After returning to Amsterdam, Phil and I stayed overnight at the Banks Mansion. Folks, this is one great hotel! The Art Deco rooms are plush, spacious, and have a fun retro mini bar included in the room rate. Happy hour in the main lobby includes canapes and a variety of wine, beer, and spirits. The delicious breakfast is cooked to order. Finally, Banks is perfectly located; a short walk to many of the major museums and great restaurants.
On this mother/son visit, we braved Amsterdam’s Torture Museum. It’s ….interesting. Most of the displays left me squirming a bit, feeling very relieved that most medieval punishments of the type remained in the Middle Ages. I enjoyed seeing Rembrandt’s Night Watch at the world famous RijksMuseum more.

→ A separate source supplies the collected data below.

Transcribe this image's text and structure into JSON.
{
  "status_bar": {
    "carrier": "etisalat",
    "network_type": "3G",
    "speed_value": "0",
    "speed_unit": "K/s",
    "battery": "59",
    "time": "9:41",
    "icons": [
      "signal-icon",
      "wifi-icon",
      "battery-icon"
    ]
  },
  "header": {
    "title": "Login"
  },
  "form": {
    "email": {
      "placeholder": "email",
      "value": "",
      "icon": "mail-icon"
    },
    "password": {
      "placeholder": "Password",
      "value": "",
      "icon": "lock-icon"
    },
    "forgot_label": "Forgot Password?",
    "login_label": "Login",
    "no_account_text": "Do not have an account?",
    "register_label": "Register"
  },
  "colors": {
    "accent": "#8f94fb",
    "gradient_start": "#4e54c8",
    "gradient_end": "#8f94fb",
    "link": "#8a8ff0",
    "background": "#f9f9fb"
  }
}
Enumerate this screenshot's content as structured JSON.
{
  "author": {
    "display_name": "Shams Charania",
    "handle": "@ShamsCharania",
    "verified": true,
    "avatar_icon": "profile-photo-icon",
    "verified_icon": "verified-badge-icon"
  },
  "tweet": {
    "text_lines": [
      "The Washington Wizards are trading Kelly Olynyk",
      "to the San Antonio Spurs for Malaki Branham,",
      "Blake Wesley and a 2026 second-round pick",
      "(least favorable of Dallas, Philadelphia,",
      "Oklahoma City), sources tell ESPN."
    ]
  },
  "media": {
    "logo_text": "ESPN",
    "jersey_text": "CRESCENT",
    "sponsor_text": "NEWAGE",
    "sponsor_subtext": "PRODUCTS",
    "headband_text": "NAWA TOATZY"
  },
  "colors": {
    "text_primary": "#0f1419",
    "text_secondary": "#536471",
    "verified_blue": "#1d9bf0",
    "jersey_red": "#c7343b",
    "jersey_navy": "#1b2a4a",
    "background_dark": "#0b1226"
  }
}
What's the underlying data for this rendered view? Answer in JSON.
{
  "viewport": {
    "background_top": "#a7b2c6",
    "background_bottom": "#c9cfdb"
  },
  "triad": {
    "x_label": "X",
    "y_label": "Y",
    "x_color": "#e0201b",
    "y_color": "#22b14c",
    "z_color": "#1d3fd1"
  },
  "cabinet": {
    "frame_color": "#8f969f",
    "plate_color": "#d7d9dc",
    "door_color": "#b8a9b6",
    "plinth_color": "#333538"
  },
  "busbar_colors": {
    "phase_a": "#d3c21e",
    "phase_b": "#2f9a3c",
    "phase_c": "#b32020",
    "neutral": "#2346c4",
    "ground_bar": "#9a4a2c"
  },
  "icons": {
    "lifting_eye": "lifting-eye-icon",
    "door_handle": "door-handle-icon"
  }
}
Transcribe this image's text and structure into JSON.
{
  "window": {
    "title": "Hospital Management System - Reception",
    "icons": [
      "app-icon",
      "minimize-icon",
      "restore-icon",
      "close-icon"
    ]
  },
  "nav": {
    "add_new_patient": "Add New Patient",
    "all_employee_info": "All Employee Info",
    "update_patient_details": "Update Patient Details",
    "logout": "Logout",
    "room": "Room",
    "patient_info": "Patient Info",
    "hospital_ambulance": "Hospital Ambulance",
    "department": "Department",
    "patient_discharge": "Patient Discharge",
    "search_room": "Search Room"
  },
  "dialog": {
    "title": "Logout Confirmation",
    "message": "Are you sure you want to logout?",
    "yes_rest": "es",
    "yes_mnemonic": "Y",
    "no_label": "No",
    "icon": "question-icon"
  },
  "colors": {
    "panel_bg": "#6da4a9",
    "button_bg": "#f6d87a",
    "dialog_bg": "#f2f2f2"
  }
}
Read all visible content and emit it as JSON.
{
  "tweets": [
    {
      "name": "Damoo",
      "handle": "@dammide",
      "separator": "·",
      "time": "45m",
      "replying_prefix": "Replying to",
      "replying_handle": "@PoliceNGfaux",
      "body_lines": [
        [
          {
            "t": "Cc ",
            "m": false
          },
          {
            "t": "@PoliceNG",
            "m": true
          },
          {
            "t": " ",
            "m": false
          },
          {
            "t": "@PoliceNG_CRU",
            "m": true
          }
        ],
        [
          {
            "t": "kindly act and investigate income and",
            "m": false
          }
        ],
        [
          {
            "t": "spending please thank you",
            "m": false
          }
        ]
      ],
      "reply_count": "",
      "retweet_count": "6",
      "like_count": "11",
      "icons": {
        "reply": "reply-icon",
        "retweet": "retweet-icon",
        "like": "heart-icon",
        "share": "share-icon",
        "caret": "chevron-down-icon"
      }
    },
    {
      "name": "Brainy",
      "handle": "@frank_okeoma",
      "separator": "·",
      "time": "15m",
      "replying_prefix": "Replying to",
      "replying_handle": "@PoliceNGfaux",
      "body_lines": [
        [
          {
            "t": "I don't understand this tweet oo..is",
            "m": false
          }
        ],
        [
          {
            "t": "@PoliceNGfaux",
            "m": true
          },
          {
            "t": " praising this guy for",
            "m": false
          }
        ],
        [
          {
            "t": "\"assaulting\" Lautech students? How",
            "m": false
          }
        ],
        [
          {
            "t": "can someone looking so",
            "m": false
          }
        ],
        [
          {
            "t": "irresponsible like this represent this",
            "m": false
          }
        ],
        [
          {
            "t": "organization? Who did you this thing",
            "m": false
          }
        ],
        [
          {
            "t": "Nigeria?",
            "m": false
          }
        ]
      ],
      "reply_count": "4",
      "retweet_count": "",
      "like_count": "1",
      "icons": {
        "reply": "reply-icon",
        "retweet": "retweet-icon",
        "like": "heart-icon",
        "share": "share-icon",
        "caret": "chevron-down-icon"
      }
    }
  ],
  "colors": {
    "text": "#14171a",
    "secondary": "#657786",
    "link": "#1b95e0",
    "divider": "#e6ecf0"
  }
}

Enjoying one of the many exhibitions at the RijksMuseum
Traveling again by train, Phil and I visited the city of Maastricht, its ancient roots extending to Roman times. We toured the impressive St. Servaas Basilica, a 10th century Roman Catholic church featuring the vast treasury of St. Servaas, a patron “Ice Saint” of the city. A highlight - the display of St. Servaas’ elbow—in gold.
Now that's an elbow!
Too soon, it was time to say goodbye to son Phil and return home. Again, my flights, with the connection in Atlanta, went smoothly. Hooked by the travel bug even more, I immediately set to work on my laptop planning a return visit.
I highly recommend visiting the Netherlands; amazingly one third of the nation lies below sea level. The beautiful country is filled with countless Dutch wonderlands filled with fascinating history, amazing floral displays, spectacular architecture, and yes, lots and lots of water.
I love how you talk about the country where I was born.